Sunday, December 22, 2013

Building chemical nanoreactors out of proteins

Hi there! Today's short post is about usage of proteins as a generic scaffolds for designing chemical reactors.

Many good chemistries can not be simply accomplished in the tube because in order to proceed these reactions require very special conditions, such as presence of a metal in a certain oxidized state, or whole reaction should be shielded from the water solution since very unstable intermediate complex is formed during the reaction path. Thus having a nanoreactors with controllable conditions is a target of many chemists nowadays. There were numerous attempts to build such things out of complex organic molecules, however every single one needs a special approach and therefore lot's of effort. In contrast, mother nature successfully solved this problem (and keeps solving it) with proteins - the most generic chemical reactor. The reactions centers of many enzymes provide special conditions such as high hydrophobicity (lack of water molecules), or positioning of these water molecules in a reaction-favorable places. Upon finishing the reactions, active site of a protein will be freed from the product due to the special its characteristics. Thus some of the enzymes are able to perform reaction up to million times per second (turnover rate for carboanhydrase is half a million!) - much faster than chemistry in homogeneous environment would allow.
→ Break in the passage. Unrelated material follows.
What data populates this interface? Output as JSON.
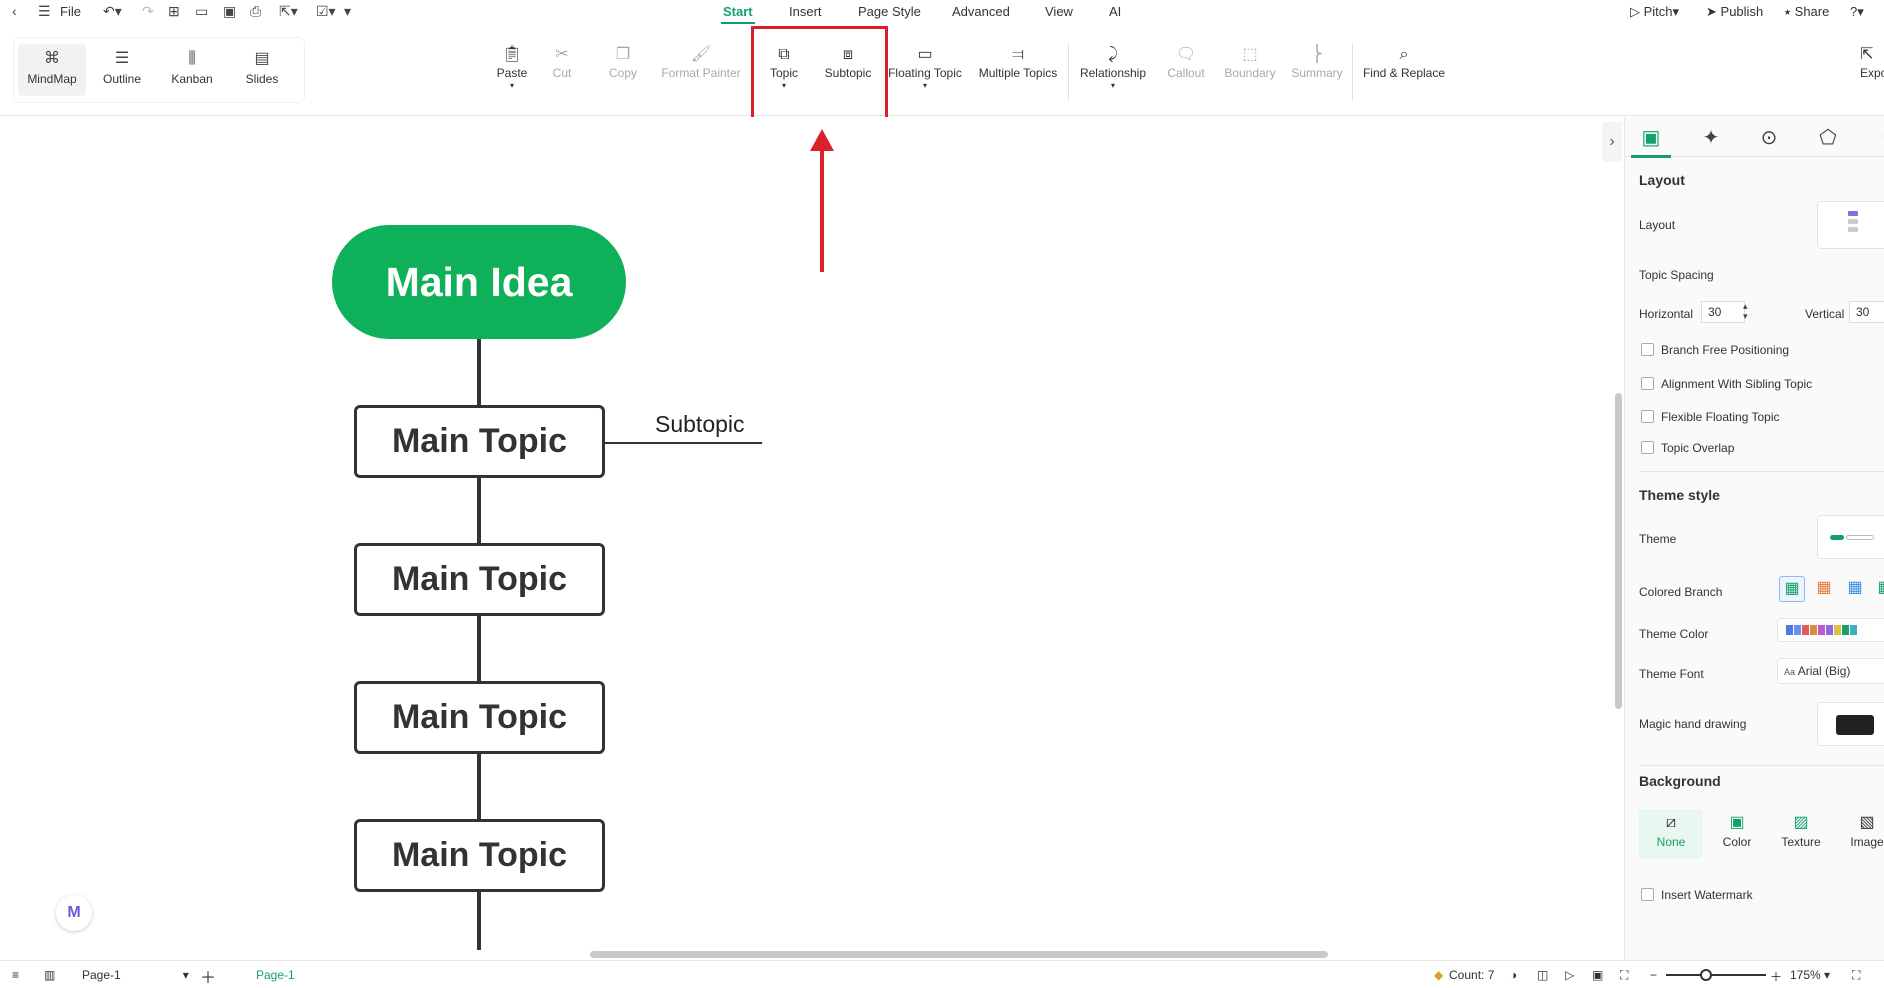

This time a group from University of Basel under the leadership of Professor Nico Bruns used a  protein that normally helps other proteins to fold (chaperonin) as a nanoreactor for polymerization. These sort of proteins form hydrophobic pores that are large enough to let macromolecules enter and leave it. Thus authors conjectured that this would be a perfect scaffold for assisting polymerization reaction. They simply modified chaperonin mutant cysteine residue with EDTA-like compound what let the catalytic Copper ion to be trapped inside the cavity, whereas monomers were allowed to enter the pore by diffusion. As a result they were able to obtain polymer with very low polydispercity index. 

Another example, probably less successful (that's why it is in 'Chembiochem', not in the 'Angewandte chemie' where previous paper appeared) but still interesting. Group of chemists under the supervison of developed by Prof. Peter G. Schultz). Then they coupled a number of BCN-linked organic ligands to the protein via Strain Promoted Azyde-Alkyne Cycloadition (SPAAC). Ligands in turn could form a complex with metals such as Rhodium, Manganese and Copper. Although authors could not reach anticipated velocities of some of the reactions they still were able to demonstrate the possibility to build such artificial metallo-enzymes. May be use of other protein scaffolds (such as mentioned above chaperonin) with  computational design aid (or probably directed evolution) could help us to get very active enzymes for biotech and pharma industry in future.